«Играйте хорошо, великолепно, добейтесь успеха, триумфа. А если вы его не добьетесь, то знайте, что по получении телеграммы любимый вами писатель {296} умрет, казненный вашими руками. Вы станете его палачами».
Как мы играли — не помню. Первый акт кончился при гробовом молчании зрительного зала. Одна из артисток упала в обморок, я сам едва держался на ногах от отчаяния. Но вдруг, после долгой паузы, в публике поднялся рев, треск, бешеные аплодисменты. Занавес пошел… раздвинулся… опять задвинулся, а мы стояли, как обалделые. Потом снова рев… и снова занавес… Мы все стояли неподвижно, не соображая, что нам надо раскланиваться. Наконец мы почувствовали успех и, неимоверно взволнованные, стали обнимать друг друга, как обнимаются в пасхальную ночь.
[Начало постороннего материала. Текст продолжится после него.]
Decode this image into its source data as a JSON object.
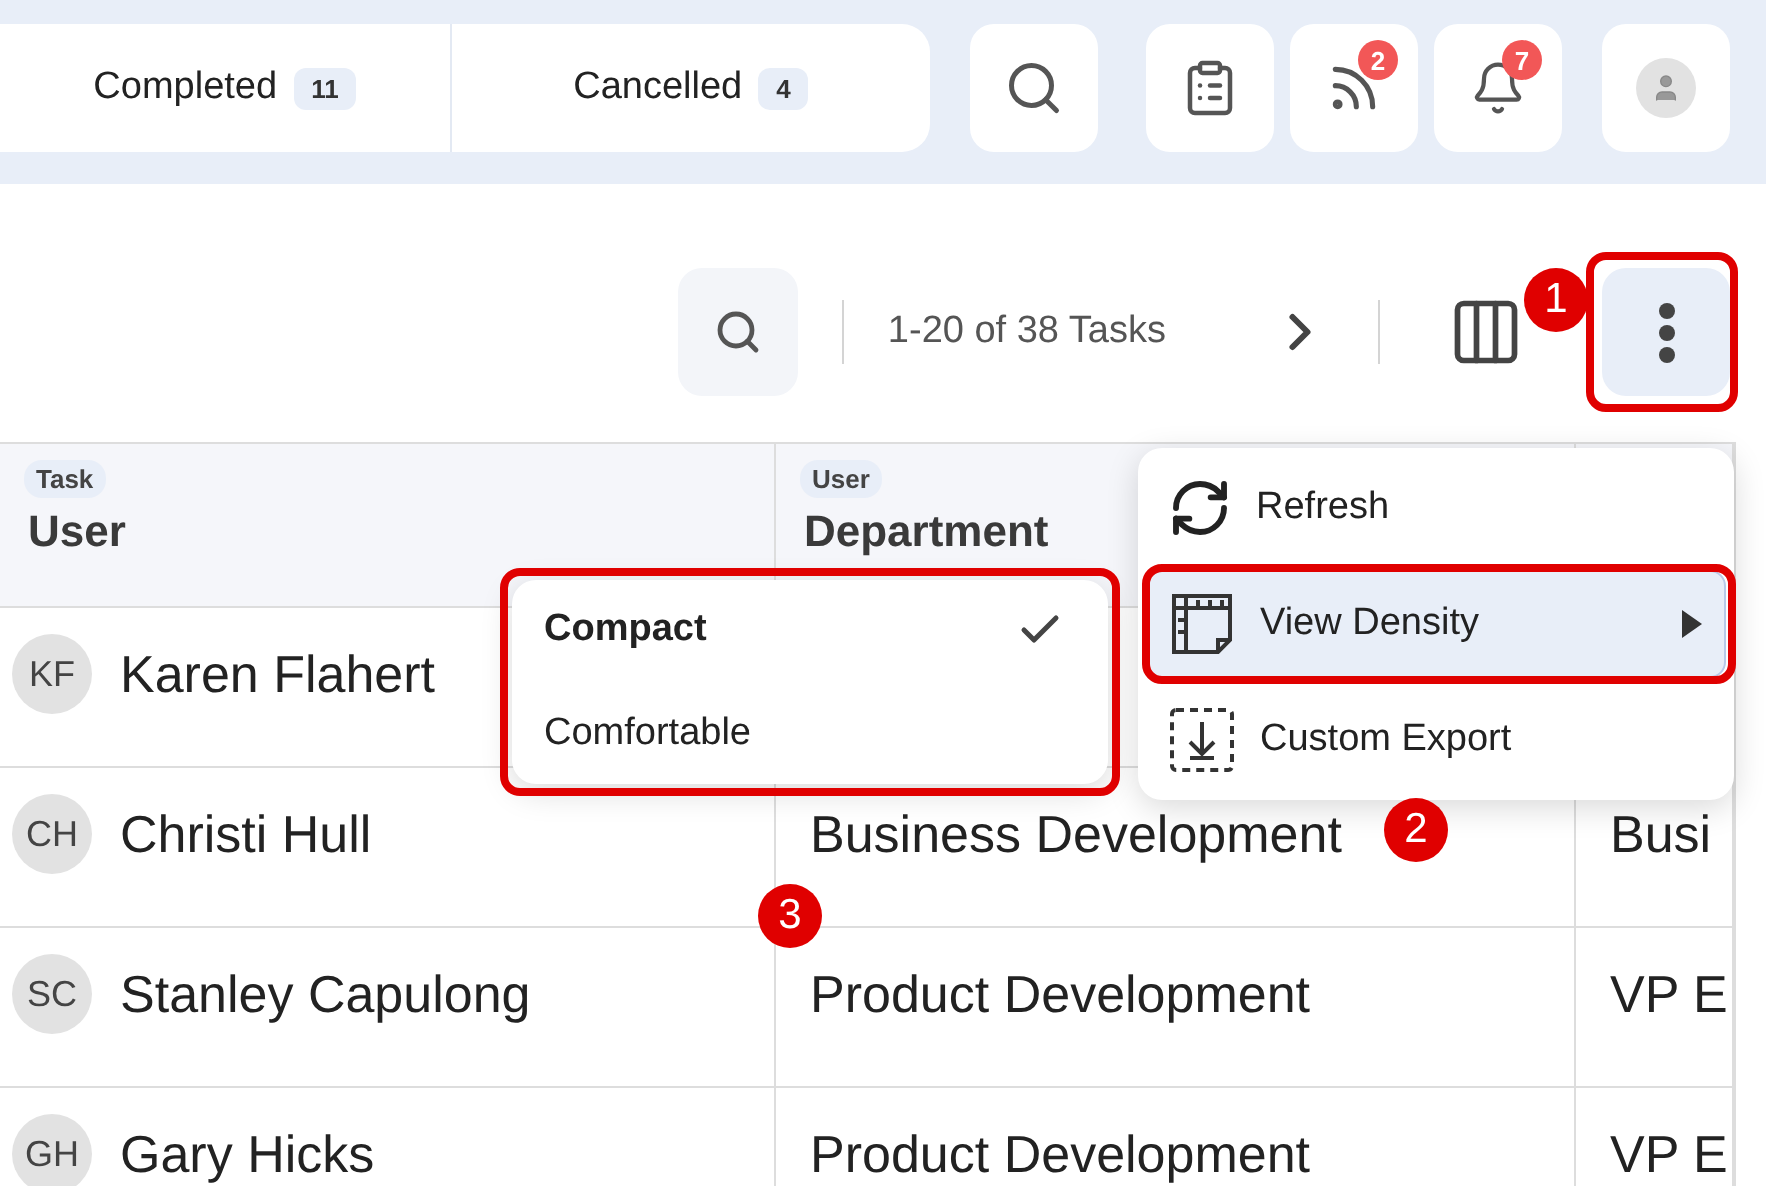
{
  "tabs": [
    {
      "label": "Completed",
      "count": "11",
      "selected": false
    },
    {
      "label": "Cancelled",
      "count": "4",
      "selected": false
    }
  ],
  "header_icons": [
    {
      "kind": "search"
    },
    {
      "kind": "clipboard"
    },
    {
      "kind": "feed",
      "badge": "2"
    },
    {
      "kind": "bell",
      "badge": "7"
    },
    {
      "kind": "avatar"
    }
  ],
  "toolbar": {
    "pagination": "1-20 of 38 Tasks"
  },
  "table": {
    "columns": [
      {
        "group": "Task",
        "label": "User"
      },
      {
        "group": "User",
        "label": "Department"
      }
    ],
    "rows": [
      {
        "initials": "KF",
        "user": "Karen Flahert"
      },
      {
        "initials": "CH",
        "user": "Christi Hull",
        "department": "Business Development",
        "column_3": "Busi"
      },
      {
        "initials": "SC",
        "user": "Stanley Capulong",
        "department": "Product Development",
        "column_3": "VP E"
      },
      {
        "initials": "GH",
        "user": "Gary Hicks",
        "department": "Product Development",
        "column_3": "VP E"
      }
    ]
  },
  "menu": {
    "items": [
      {
        "kind": "refresh",
        "label": "Refresh",
        "highlighted": false,
        "submenu": false
      },
      {
        "kind": "density",
        "label": "View Density",
        "highlighted": true,
        "submenu": true
      },
      {
        "kind": "export",
        "label": "Custom Export",
        "highlighted": false,
        "submenu": false
      }
    ]
  },
  "submenu": {
    "items": [
      {
        "label": "Compact",
        "selected": true
      },
      {
        "label": "Comfortable",
        "selected": false
      }
    ]
  },
  "annotations": [
    {
      "number": "1"
    },
    {
      "number": "2"
    },
    {
      "number": "3"
    }
  ]
}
М. П. Лилиной, которая играла Машу и своими заключительными словами пробила лед в сердцах зрителя, мы устроили овацию. Успех рос с каждым актом и окончился триумфом. Чехову была послана подробная телеграмма.
Из артистов наибольший успех выпал на долю О. Л. Книппер (Аркадина) и М. П. Лилиной (Маша). Обе они прославились в этих ролях.
Превосходно играли В. В. Лужский (Сорин), А. Р. Артем (Шамраев), В. Э. Мейерхольд (Треплев), А. Л. Вишневский (Дорн)… В этом спектакле почувствовалось присутствие ярких артистических индивидуальностей, подлинных талантов, которые постепенно формировались в артистов, в боевую труппу.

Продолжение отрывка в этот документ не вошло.